Southern Bastards #14

“Homecoming” finally reaches its conclusion in “Southern Bastards” #14 — and “finally,” because this series is so goddamn good that the year-long stretch to complete this arc felt even longer; Jasons Aaron and Latour make such a gripping, nasty piece of fiction that the time between issues feels more like withdrawal than waiting. Regardless, this chapter is a big move for the series, heralding the Craw County arrival of a character we’ve been waiting on for almost 2 years. Roberta Tubb is here and she’s just as stubborn as her father, which is great news for readers.

Aaron’s characters are nasty people. Craw County is filled with the filthiest, most awful racists, full of entitlement and misplaced pride in their ignorance. The writer pushes them to the brink of redemption, only to pull it back at the last moment. For example, Roberta returns to Earl’s dilapidated home, which is desecrated by his thieving neighbors and filthy dog. This neighbor is a nasty father, who is clearly okay with robbing a dead man as well as beating on his son for merely eavesdropping on his conversation. Roberta sees it and files it. Later, when she kicks the tar out of the guy — just like you knew she would, since this is “Bastards” we’re talking about — she turns to the kid and tries to make friends with him, showing him his father isn’t as big and strong as his mouth makes him sound. The kid’s reaction is to call her a racial epithet and walk away. This is the teachable moment, which — in most books — would be one of empowerment for the kid. Instead, Roberta learns just what, exactly, she’s fallen into.

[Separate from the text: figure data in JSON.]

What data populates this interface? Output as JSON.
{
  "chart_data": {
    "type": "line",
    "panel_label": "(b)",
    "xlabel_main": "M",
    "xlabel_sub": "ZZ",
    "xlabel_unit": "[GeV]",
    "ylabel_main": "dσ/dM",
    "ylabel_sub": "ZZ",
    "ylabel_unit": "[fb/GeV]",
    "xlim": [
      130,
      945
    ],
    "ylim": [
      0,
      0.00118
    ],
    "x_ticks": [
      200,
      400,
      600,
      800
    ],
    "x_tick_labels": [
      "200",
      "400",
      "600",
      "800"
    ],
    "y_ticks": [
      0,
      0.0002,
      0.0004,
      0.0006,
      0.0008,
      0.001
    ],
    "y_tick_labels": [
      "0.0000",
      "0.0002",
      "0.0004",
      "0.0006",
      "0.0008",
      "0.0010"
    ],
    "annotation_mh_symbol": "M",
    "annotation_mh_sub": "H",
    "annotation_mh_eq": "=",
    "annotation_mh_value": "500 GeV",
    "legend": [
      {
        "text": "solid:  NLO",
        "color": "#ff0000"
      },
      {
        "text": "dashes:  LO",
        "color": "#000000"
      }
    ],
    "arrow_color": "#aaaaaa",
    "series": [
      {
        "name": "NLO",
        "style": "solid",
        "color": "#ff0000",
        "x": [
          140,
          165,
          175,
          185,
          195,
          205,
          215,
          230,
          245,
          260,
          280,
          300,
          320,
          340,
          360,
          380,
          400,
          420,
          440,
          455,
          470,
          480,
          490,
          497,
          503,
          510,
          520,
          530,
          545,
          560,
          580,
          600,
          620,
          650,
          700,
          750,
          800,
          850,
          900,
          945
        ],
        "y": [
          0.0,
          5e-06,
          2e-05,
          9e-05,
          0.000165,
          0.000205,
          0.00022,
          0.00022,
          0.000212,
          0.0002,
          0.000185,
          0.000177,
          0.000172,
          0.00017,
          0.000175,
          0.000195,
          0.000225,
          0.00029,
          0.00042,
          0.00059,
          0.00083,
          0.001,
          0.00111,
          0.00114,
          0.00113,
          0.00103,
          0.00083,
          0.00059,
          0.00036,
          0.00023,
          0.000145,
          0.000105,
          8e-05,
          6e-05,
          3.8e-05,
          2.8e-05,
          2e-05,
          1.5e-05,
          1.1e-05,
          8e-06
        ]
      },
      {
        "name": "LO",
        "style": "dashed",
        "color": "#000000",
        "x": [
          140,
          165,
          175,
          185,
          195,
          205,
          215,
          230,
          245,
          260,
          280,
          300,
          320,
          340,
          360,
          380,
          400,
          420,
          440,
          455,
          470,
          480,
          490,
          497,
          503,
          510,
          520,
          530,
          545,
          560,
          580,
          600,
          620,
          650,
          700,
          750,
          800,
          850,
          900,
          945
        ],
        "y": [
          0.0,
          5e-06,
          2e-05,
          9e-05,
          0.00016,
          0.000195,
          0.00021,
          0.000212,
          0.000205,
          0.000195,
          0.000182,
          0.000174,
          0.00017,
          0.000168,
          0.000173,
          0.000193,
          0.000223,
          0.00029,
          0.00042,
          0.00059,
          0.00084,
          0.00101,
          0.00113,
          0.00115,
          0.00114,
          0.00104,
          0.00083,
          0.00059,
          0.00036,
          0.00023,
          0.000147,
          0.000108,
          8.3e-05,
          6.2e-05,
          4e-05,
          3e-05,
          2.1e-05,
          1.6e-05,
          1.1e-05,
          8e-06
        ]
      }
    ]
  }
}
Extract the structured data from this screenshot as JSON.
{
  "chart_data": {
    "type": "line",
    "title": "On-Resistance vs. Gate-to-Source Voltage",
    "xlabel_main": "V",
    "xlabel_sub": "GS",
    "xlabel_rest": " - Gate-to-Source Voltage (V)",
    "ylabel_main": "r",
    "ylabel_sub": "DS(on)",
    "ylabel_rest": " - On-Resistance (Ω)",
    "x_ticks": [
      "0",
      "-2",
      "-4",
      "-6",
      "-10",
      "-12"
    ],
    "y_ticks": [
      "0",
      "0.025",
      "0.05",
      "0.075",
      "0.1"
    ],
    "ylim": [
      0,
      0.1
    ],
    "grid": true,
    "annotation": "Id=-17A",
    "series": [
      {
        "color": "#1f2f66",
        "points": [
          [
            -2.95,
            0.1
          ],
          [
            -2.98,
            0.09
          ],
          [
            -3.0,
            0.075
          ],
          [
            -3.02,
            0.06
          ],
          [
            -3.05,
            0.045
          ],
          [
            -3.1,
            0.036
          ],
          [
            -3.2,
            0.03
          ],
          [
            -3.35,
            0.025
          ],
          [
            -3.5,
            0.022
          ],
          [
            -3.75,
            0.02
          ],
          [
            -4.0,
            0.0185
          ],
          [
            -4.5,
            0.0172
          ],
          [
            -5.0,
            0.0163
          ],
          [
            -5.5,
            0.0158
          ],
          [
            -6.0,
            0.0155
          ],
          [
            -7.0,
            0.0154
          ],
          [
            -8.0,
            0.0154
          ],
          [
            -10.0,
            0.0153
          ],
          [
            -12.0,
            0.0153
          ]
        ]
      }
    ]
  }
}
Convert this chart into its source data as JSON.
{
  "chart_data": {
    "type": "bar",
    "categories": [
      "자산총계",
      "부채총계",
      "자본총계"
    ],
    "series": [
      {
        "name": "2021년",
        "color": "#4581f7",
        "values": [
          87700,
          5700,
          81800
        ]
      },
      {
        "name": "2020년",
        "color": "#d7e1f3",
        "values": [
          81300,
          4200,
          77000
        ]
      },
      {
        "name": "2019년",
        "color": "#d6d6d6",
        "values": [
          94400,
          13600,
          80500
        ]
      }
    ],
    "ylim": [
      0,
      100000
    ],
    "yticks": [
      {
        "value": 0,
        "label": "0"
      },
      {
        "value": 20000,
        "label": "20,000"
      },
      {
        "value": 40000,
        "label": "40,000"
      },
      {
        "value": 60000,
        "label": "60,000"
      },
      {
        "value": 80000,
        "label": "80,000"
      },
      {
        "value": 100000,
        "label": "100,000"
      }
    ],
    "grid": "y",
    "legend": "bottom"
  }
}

This is exactly what’s so great about this book: it’s real. Things like ingrained racism don’t just go away cleanly. Aaron hasn’t been afraid to hold up the mirror that shows us the darkest parts of society. No one is a saint, period. Likewise, Roberta could have handled the whole situation differently but chose to treat it like a combat situation. After spending years in Afghanistan, she’s bred for war. Again, these things don’t go away cleanly; Roberta won’t suddenly stop thinking like a soldier just because she’s not on the battlefield. Even her inner monologue is full of instructions to herself, a drill sergeant for an army of one.

The issue is a great introduction to a character who’s cast a large shadow over the series after only a single on-page appearance. She’s dropped into the story in a smaller setting, which Aaron uses to give readers a feel for who she is and how she handles stress. Just like her old man, she hops in the pickup and heads into the County to find out just how, exactly, her father died in a town full of assholes.

Latour’s art looks a little different in this issue. It doesn’t dramatically change his style; the linework just feels tighter. The colors are brighter, using a wider palette than the series has to this point, indicating a ray of hope shaped like Roberta Tubbs, though there’s still plenty of the deep reds and sapped out yellows the series has featured since its launch.

Latour’s work gets readers to really see the world through his eyes, like the red-drenched shot of the overstuffed mailbox or the final look at the truck driving into the county as the sun sets. His sense of action is great; Roberta’s reaction to what the neighbor’s kid calls her conveys the just right amount of shock.

Every issue of Aaron and Latour’s “Southern Bastards” is a trip down the nastiest road you could take. It’s a dark book full of scared people driven by fear, but Aaron and Latour position Roberta as a character for whom living in fear has never been an option. Earl tried that once, and it got his head caved in by the high school football coach. Now that Coach Boss is even more unstable following the Homecoming loss — he drunkenly beat the hell out of a high school kid after the game, after all — Craw County is headed for a bloody showdown. Lucky for us, we get a front row seat.